= Rainbow Centre =

Special education organisation in Singapore

The Rainbow Centre is a social service organisation in Singapore. It operates three special education schools Margaret Drive School (RCMDS), Yishun Park School (RCYPS) and a third one at Woodlands, for infants, children and youths with special needs like autism, intellectual disability, developmental delay, and multiple disabilities. The Rainbow Centre Margaret Drive School is located at Margaret Drive near Queenstown MRT station, while the Rainbow Centre Yishun Park School is located at Yishun Street 61 near Khatib MRT station. Both schools currently run special education programmes and early intervention programmes.

==History==
Margaret Drive Special School started out in 1987 to cater to children with multiple handicaps.
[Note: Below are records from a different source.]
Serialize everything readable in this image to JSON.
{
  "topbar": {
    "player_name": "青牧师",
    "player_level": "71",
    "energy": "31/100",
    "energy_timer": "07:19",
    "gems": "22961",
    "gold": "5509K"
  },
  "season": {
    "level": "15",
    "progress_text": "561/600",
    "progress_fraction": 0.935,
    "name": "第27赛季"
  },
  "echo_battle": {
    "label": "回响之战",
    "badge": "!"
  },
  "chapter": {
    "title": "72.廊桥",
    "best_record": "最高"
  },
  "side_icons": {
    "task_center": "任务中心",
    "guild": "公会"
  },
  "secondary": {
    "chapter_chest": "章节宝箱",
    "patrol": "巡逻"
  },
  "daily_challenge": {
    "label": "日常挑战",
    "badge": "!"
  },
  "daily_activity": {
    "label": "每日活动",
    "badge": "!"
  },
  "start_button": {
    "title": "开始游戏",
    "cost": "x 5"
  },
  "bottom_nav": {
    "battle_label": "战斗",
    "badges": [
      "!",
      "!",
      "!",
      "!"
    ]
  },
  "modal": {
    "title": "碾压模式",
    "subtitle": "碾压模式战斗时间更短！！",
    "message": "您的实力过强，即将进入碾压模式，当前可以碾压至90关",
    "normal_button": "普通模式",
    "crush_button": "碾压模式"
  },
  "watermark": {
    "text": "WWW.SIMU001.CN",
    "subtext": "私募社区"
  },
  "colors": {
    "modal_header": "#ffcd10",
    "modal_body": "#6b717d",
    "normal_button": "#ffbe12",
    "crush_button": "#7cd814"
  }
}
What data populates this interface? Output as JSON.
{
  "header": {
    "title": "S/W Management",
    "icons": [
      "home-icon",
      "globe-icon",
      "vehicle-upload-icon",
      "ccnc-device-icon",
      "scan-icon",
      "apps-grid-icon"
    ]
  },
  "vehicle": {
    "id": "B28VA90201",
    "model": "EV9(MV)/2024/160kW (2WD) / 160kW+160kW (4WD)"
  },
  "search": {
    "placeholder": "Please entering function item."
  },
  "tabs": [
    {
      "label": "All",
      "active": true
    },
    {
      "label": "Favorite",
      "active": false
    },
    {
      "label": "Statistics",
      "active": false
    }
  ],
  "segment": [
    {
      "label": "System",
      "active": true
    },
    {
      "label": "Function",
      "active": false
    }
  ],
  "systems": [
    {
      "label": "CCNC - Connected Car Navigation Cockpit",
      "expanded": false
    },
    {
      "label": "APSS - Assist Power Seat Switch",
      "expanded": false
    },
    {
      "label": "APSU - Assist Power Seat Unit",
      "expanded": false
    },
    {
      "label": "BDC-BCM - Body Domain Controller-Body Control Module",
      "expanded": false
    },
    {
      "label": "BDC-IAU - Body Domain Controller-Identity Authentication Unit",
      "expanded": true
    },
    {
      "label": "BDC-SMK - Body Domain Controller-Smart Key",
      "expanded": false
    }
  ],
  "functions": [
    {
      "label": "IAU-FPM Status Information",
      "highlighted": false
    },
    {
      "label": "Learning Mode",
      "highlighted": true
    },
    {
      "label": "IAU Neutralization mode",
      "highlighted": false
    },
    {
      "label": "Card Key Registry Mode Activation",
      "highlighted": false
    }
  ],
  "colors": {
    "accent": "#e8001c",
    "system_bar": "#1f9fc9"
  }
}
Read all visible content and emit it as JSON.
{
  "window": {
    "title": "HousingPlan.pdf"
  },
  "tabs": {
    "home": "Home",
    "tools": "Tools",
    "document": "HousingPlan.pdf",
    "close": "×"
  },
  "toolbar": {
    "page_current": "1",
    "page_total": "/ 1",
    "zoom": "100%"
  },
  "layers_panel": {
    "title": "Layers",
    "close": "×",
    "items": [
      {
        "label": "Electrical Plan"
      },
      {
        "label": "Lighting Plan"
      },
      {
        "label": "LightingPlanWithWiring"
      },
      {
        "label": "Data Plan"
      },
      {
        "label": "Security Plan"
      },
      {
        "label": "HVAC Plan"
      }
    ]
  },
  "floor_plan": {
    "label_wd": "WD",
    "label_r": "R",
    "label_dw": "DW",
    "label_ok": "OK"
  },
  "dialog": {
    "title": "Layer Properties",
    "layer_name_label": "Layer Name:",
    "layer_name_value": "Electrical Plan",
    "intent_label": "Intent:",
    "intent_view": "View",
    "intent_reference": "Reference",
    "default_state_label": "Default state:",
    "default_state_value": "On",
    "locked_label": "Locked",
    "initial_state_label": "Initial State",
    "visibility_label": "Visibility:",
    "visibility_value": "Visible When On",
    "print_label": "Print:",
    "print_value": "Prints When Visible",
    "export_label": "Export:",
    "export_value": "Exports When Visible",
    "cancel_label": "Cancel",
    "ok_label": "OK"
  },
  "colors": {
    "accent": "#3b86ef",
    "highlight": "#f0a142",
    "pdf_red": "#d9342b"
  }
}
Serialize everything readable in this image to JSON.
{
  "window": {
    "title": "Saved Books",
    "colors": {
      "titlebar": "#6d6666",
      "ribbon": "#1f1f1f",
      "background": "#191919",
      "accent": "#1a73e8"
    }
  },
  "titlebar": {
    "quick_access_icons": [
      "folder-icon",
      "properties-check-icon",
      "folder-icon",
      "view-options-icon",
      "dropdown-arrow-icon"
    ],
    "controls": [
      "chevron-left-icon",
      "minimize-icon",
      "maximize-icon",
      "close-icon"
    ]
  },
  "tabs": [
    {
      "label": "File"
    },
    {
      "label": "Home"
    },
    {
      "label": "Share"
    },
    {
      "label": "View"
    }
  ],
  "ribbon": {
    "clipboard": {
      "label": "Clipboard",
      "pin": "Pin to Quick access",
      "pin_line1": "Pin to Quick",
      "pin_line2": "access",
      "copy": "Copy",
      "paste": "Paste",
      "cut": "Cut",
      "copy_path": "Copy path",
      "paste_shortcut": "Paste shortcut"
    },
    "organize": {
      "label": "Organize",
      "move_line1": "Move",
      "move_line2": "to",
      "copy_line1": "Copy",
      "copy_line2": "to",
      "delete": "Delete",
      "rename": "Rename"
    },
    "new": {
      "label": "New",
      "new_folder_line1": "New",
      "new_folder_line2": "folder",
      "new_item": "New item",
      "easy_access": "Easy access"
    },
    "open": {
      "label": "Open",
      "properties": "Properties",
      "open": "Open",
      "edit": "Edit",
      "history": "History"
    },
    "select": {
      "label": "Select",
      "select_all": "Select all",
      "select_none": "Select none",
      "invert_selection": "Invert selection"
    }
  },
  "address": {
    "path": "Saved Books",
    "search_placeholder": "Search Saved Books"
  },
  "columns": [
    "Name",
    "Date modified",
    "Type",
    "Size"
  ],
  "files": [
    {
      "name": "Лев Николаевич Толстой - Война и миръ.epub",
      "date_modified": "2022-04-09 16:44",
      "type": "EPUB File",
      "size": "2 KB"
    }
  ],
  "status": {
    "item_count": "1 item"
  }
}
In 1989, the school introduced the programme called Structured Teaching for Exceptional Pupils (STEP) for autistic children aged between two and twelve years. In 1992, the Rainbow Centre was established, with Ee Peng Liang as the first Honorary Patron.

In 1995, Rainbow Centre set up the Balestier Special School at NcNair Road as its second school, which was officially opened by Wee Kim Wee on 1 October 1996.

The Margaret Drive School later moved to a new purpose-built building with special facilities to cater to the needs of children with different learning difficulties. The building was officially opened by Aline Wong on 19 July 1999.

A programme called Rainbow Link was launched in 2002 to promote volunteerism, through support, services and education.
Rainbow Centre and Autism Resource Centre jointly started the Pathlight School in January 2004. This is an autism specific mainstream school for children with autism aged between six and sixteen years old.

In 2006, in an attempt to prevent their students from being labelled, Margaret Drive Special School was renamed Rainbow Centre Margaret Drive School (RCMDS) and Balestier Special School was renamed Rainbow Centre Yishun Park School (RCYPS).

In 2018, Rainbow Centre Yishun Park School (RCYPS) opened at 11 Marsiling Lane, Singapore 739148 in Woodlands. It is an interim site which took over the space previously occupied by Si Ling Secondary School. It will subsequently move to its purpose-built campus at Admiralty Link from 2022.